For more information, see: https://docs.oracle.com/en/database/oracle/oracle-database/23/vecse/manage-hybrid-vector-indexes.html

Hidden Fields in JSON-Relational Duality Views

You can use expressions to generate the value of fields in JSON-relational duality views. These values can be based on other fields, which are hidden from the document returned by the view.

Hiding fields only used to calculate values for other fields can simplify the documents returned.

In this example, an employee is deemed a high earner if their compensation is greater than the average for their department. The JSON-relational duality view calculates the highEarner fields by comparing the generated fields totalComp and deptAvgSalary.
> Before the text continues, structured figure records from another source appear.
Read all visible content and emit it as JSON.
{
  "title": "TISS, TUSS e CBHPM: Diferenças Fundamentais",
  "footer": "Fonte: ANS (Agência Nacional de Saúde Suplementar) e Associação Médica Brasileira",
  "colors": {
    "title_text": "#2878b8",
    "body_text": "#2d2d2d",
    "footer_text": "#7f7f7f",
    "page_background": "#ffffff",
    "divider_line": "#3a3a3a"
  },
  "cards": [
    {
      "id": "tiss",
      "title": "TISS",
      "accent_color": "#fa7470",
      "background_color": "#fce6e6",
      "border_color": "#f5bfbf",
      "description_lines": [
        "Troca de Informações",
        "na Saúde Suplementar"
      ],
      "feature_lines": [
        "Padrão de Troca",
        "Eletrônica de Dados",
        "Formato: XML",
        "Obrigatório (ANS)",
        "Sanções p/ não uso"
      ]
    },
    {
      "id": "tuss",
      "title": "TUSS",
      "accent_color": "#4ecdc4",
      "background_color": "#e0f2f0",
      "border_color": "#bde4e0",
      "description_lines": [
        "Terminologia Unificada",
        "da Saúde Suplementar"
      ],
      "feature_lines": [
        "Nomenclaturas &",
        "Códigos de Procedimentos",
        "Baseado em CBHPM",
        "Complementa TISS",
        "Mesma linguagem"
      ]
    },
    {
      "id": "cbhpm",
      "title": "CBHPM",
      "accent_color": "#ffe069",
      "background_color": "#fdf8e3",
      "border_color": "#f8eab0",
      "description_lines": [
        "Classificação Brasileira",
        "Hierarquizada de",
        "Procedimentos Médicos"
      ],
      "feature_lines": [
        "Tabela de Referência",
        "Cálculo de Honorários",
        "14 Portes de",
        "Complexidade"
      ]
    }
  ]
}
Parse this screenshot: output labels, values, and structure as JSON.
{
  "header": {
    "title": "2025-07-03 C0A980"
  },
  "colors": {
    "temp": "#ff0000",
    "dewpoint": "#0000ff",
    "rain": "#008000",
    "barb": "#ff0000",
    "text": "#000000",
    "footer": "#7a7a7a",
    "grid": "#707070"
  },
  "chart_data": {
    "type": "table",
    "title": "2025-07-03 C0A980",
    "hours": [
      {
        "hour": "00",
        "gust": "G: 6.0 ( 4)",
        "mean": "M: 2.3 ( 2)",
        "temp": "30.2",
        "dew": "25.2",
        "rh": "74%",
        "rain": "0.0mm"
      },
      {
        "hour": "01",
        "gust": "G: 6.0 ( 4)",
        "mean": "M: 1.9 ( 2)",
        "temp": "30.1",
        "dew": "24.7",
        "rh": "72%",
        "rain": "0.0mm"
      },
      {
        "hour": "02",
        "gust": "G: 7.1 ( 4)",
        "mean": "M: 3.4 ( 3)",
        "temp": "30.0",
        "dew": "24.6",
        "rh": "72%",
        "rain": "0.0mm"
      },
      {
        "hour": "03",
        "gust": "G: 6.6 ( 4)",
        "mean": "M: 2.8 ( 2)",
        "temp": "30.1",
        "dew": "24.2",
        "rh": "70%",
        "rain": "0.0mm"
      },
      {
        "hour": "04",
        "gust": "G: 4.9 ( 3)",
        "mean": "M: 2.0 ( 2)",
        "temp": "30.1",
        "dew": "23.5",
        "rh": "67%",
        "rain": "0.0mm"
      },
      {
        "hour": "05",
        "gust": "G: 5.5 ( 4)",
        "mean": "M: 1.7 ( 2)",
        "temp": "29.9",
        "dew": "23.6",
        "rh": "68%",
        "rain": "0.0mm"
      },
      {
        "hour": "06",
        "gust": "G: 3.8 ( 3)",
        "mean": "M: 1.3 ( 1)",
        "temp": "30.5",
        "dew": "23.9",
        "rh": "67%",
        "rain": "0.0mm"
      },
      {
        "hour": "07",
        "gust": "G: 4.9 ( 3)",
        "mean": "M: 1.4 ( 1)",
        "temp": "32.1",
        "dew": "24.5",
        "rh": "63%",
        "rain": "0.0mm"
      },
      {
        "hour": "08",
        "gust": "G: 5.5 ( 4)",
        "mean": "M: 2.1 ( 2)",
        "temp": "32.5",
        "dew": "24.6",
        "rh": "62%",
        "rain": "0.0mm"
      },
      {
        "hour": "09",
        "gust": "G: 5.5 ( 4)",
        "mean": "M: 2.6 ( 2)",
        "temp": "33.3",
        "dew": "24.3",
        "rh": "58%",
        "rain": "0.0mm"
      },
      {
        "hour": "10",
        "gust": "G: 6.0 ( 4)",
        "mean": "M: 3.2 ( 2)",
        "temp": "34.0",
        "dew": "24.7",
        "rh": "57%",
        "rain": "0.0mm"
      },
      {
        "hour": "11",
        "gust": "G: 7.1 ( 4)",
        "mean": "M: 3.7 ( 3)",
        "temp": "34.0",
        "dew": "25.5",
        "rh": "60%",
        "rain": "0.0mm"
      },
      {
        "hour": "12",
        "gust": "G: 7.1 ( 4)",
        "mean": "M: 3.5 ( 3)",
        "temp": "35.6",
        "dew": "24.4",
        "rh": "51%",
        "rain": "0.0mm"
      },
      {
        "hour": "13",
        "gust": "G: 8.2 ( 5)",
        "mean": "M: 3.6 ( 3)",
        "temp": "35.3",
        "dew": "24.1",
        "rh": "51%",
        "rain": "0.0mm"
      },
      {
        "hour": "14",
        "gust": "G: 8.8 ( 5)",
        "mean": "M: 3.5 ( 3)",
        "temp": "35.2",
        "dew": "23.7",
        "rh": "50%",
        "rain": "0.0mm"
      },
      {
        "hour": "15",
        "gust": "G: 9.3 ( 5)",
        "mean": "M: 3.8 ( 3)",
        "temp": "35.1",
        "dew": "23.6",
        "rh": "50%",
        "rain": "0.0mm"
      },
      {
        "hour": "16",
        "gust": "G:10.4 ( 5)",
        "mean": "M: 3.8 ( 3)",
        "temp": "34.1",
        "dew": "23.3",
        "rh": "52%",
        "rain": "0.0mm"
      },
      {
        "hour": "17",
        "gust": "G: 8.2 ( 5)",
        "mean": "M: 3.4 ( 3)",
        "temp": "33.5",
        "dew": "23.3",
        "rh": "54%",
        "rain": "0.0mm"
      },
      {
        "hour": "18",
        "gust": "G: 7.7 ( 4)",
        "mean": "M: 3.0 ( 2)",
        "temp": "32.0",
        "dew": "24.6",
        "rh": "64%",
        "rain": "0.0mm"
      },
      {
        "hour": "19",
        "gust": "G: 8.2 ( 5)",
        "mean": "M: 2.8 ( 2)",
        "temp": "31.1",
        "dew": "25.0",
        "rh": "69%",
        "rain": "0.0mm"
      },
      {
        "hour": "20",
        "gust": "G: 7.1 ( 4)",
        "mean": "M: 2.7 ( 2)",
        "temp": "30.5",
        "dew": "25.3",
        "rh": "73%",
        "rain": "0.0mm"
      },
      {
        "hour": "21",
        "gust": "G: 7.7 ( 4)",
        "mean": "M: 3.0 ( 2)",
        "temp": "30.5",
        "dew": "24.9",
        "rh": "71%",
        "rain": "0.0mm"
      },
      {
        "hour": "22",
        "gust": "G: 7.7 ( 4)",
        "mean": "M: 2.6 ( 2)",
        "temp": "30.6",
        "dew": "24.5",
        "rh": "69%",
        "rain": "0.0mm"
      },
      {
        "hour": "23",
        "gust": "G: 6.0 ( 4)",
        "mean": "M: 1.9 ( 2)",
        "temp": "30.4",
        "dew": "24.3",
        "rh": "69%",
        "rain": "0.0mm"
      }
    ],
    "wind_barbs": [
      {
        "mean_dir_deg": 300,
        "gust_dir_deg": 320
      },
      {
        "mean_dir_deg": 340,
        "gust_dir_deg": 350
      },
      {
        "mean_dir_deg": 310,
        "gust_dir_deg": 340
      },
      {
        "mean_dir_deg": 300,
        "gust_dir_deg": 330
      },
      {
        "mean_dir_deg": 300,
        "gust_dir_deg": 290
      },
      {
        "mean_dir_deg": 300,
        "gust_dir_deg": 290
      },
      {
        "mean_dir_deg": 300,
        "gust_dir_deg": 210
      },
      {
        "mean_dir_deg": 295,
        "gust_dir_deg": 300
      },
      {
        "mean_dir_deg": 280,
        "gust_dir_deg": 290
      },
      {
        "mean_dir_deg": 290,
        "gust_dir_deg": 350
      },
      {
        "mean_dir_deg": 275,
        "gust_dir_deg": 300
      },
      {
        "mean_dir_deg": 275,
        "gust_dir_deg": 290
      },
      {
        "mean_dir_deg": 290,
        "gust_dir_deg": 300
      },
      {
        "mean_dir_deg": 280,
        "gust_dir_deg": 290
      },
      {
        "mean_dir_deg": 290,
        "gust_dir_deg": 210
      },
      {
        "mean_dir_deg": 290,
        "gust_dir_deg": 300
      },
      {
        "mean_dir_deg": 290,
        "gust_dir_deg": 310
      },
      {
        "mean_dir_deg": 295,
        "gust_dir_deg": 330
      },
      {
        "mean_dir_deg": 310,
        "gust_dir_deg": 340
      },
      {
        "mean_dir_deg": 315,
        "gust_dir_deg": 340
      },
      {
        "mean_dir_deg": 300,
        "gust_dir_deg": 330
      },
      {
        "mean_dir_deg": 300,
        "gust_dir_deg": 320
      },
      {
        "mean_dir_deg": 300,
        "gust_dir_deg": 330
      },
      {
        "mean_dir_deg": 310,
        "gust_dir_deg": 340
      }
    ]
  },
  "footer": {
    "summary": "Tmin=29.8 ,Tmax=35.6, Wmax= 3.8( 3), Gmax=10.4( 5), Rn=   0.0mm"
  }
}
To simplify the document returned, deptAvgSalary is marked as a hidden field and so omitted from the view’s output:

create or replace json relational duality view employee_dv as
  select json {
    '_id'            : employee_id,
    'departmentId'   : department_id,
    'totalComp'      : generated using ( 
      e.salary + coalesce ( e.commission_pct, 0 ) 
    ),
    'deptAvgSalary'  : generated using (
      avg ( salary + coalesce ( e.commission_pct, 0 ) ) 
        over ( partition by department_id )
    ) hidden,
    'highEarner'     : generated using path '
      $.totalComp > $.deptAvgSalary
    '
  }
  from employees e;

select json_serialize(data returning clob pretty) data
 from employee_dv d
  where d.data.departmentId = 20;

DATA
------------------------------------------------------------
{
  "_id" : 201,
  "_metadata" :
  {
    "etag" : "3FE26039DB956B97357A852B38A56
2F5",
    "asof" : "000000000354B88E"
  },
  "departmentId" : 20,
  "totalComp" : 13000,
  "highEarner" : true
}

{
  "_id" : 202,
  "_metadata" :
  {
    "etag" : "9BB62124C72D4256AA05BF37CCBCB
668",
    "asof" : "000000000354B88E"
  },
  "departmentId" : 20,
  "totalComp" : 6000,
  "highEarner" : false
}

For more information, see: https://docs.oracle.com/en/database/oracle/oracle-database/23/jsnvu/generated-fields-hidden-fields.html

This blog post was co-authored with Chris Saxon.